Linear Quadratic Regulator (LQR) Demo

This code demonstrates the implementation of Linear Quadratic Regulator (LQR) applied to the CartPole environment. LQR is a classic model-based optimal control method that computes the optimal control policy for linear dynamical systems with quadratic costs.

Key concepts illustrated:

Linearization of CartPole dynamics around equilibrium
Backward pass computation of optimal gains
Receding horizon control (replanning at each step)
Analytical solution to optimal control problem
Model-based planning vs. model-free learning

LQR Implementation

Download

# Code adapted from
# https://gist.github.com/jeiting/c381e195d6153eaf657c21f691c2e456
# Code is fixed based on suggestions at
# https://www.reddit.com/r/berkeleydeeprlcourse/comments/632tuq/replanning_lqr_controller_for_cartpole_v2/dfquyqw/
import gymnasium as gym
import numpy as np

env = gym.make('CartPole-v1')

x = env.reset()[0]
# x, xdot, theta, thetadot

gamma = (4.0 / 3.0 - env.masspole / env.total_mass)

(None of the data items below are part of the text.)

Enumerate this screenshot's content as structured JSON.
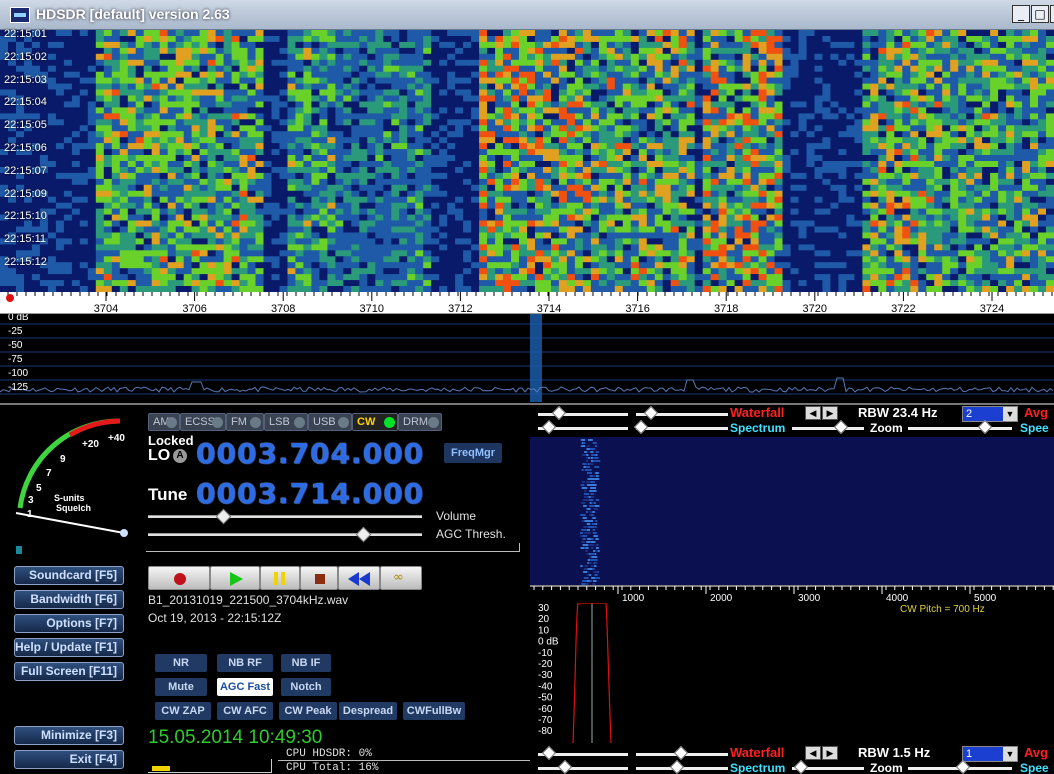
{
  "window": {
    "title": "HDSDR [default]  version 2.63",
    "minimize_glyph": "_",
    "maximize_glyph": "□",
    "close_glyph": "x"
  },
  "waterfall": {
    "timestamps": [
      "22:15:01",
      "22:15:02",
      "22:15:03",
      "22:15:04",
      "22:15:05",
      "22:15:06",
      "22:15:07",
      "22:15:09",
      "22:15:10",
      "22:15:11",
      "22:15:12"
    ]
  },
  "freq_scale": {
    "labels": [
      "3704",
      "3706",
      "3708",
      "3710",
      "3712",
      "3714",
      "3716",
      "3718",
      "3720",
      "3722",
      "3724"
    ]
  },
  "spectrum": {
    "db_labels": [
      "0 dB",
      "-25",
      "-50",
      "-75",
      "-100",
      "-125"
    ]
  },
  "smeter": {
    "scale_labels": [
      "1",
      "3",
      "5",
      "7",
      "9",
      "+20",
      "+40"
    ],
    "label1": "S-units",
    "label2": "Squelch"
  },
  "modes": [
    {
      "label": "AM",
      "active": false
    },
    {
      "label": "ECSS",
      "active": false
    },
    {
      "label": "FM",
      "active": false
    },
    {
      "label": "LSB",
      "active": false
    },
    {
      "label": "USB",
      "active": false
    },
    {
      "label": "CW",
      "active": true
    },
    {
      "label": "DRM",
      "active": false
    }
  ],
  "lo": {
    "locked_label": "Locked",
    "label": "LO",
    "badge": "A",
    "frequency": "0003.704.000"
  },
  "tune": {
    "label": "Tune",
    "frequency": "0003.714.000"
  },
  "freqmgr_label": "FreqMgr",
  "volume_label": "Volume",
  "agc_thresh_label": "AGC Thresh.",
  "side_buttons": [
    "Soundcard [F5]",
    "Bandwidth [F6]",
    "Options  [F7]",
    "Help / Update [F1]",
    "Full Screen [F11]",
    "Minimize [F3]",
    "Exit    [F4]"
  ],
  "recording": {
    "filename": "B1_20131019_221500_3704kHz.wav",
    "datetime": "Oct 19, 2013 - 22:15:12Z"
  },
  "feature_buttons": [
    {
      "label": "NR",
      "on": false
    },
    {
      "label": "NB RF",
      "on": false
    },
    {
      "label": "NB IF",
      "on": false
    },
    {
      "label": "Mute",
      "on": false
    },
    {
      "label": "AGC Fast",
      "on": true
    },
    {
      "label": "Notch",
      "on": false
    },
    {
      "label": "CW ZAP",
      "on": false
    },
    {
      "label": "CW AFC",
      "on": false
    },
    {
      "label": "CW Peak",
      "on": false
    },
    {
      "label": "Despread",
      "on": false
    },
    {
      "label": "CWFullBw",
      "on": false
    }
  ],
  "clock": "15.05.2014 10:49:30",
  "cpu": {
    "hdsdr": "CPU HDSDR: 0%",
    "total": "CPU Total: 16%"
  },
  "rf_panel": {
    "waterfall_label": "Waterfall",
    "spectrum_label": "Spectrum",
    "zoom_label": "Zoom",
    "rbw": "RBW 23.4 Hz",
    "avg_value": "2",
    "avg_label": "Avg",
    "speed_label": "Spee"
  },
  "af_panel": {
    "waterfall_label": "Waterfall",
    "spectrum_label": "Spectrum",
    "zoom_label": "Zoom",
    "rbw": "RBW  1.5 Hz",
    "avg_value": "1",
    "avg_label": "Avg",
    "speed_label": "Spee",
    "freq_labels": [
      "1000",
      "2000",
      "3000",
      "4000",
      "5000"
    ],
    "cw_pitch": "CW Pitch = 700 Hz",
    "db_labels": [
      "30",
      "20",
      "10",
      "0 dB",
      "-10",
      "-20",
      "-30",
      "-40",
      "-50",
      "-60",
      "-70",
      "-80"
    ]
  },
  "colors": {
    "freq_blue": "#2c6be5",
    "active_mode": "#ffd400",
    "led_on": "#00e22a",
    "waterfall_label_red": "#ff2020",
    "spectrum_label_cyan": "#40e0ff",
    "clock_green": "#2ecc2e"
  }
}
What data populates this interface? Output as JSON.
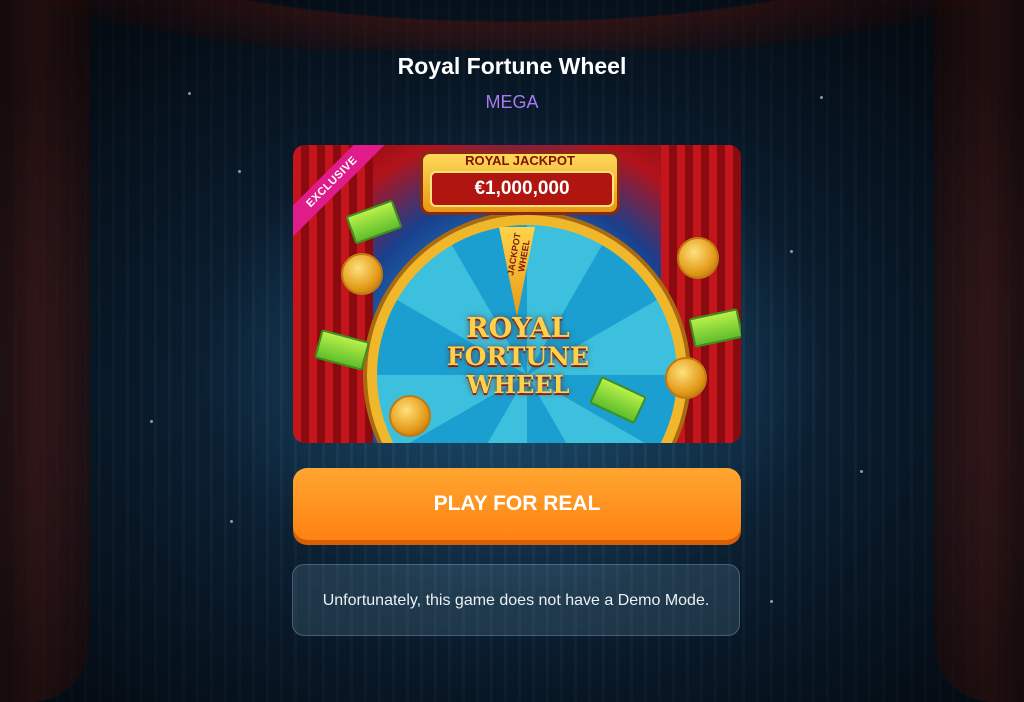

a = -env.gravity * env.masspole / (env.total_mass * gamma)
b = 1.0 / env.total_mass * (1 + env.masspole / (env.total_mass * gamma))
c = env.gravity / (env.length * gamma)
d = -1.0 / (env.total_mass * env.length * gamma)

tau = env.tau

F = np.array([
    [1, tau,       0,   0,       0],
    [0,   1, tau * a,   0, tau * b],
    [0,   0,       1, tau,       0],
    [0,   0, tau * c,   1, tau * d],
  ])

C = np.array([
    [0,  0, 0,  0,   0],
    [0, 10, 0,  0,   0],
    [0,  0, 100,  0,   0],
    [0,  0, 0, 0,   0],
    [0,  0, 0,  0, 1000],
  ])

c = np.array([0, 0, 0, 0, 0]).T

frame = 0
done = False
while not done:
    Ks = []
    T = 100
    V = np.zeros((4, 4))
    v = np.zeros((4))
    for t in range(T):
        t = T - t
        # Qt
        Qt = C + np.matmul(F.T, np.matmul(V, F))
        qt = c + np.matmul(F.T, v)

        Quu = Qt[-1:, -1:]
        Qux = Qt[-1:, :-1]
        Qxu = Qt[:-1, -1:]

        qu = qt[-1:]

        Qut_inv = np.linalg.inv(Quu)

        Kt = -np.matmul(Qut_inv, Qux)
        kt = -np.matmul(Qut_inv, qu)

        Ks.append((Kt, kt))

        V = Qt[:4, :4] + np.matmul(Qxu, Kt) + np.matmul(Kt.T, Qux) + np.matmul(Kt.T, np.matmul(Quu, Kt))
        v = qt[:4] + np.matmul(Qxu, kt) + np.matmul(Kt.T, qu).reshape(-1) + np.matmul(Kt.T, np.matmul(Quu, kt))

    Kt, kt = Ks[-1]
    ut = np.matmul(Kt, x.reshape((1, -1)).T) + kt

    if ut > 0.0:
        ut = env.force_mag
        action = 1
    else:
        ut = -env.force_mag
        action = 0

    xu = np.hstack([x, ut])
    my_guess = np.matmul(F, xu.T)
    x, reward, terminated, truncated, info = env.step(action)
    done = terminated or truncated
    frame += 1
    env.render()

print(frame)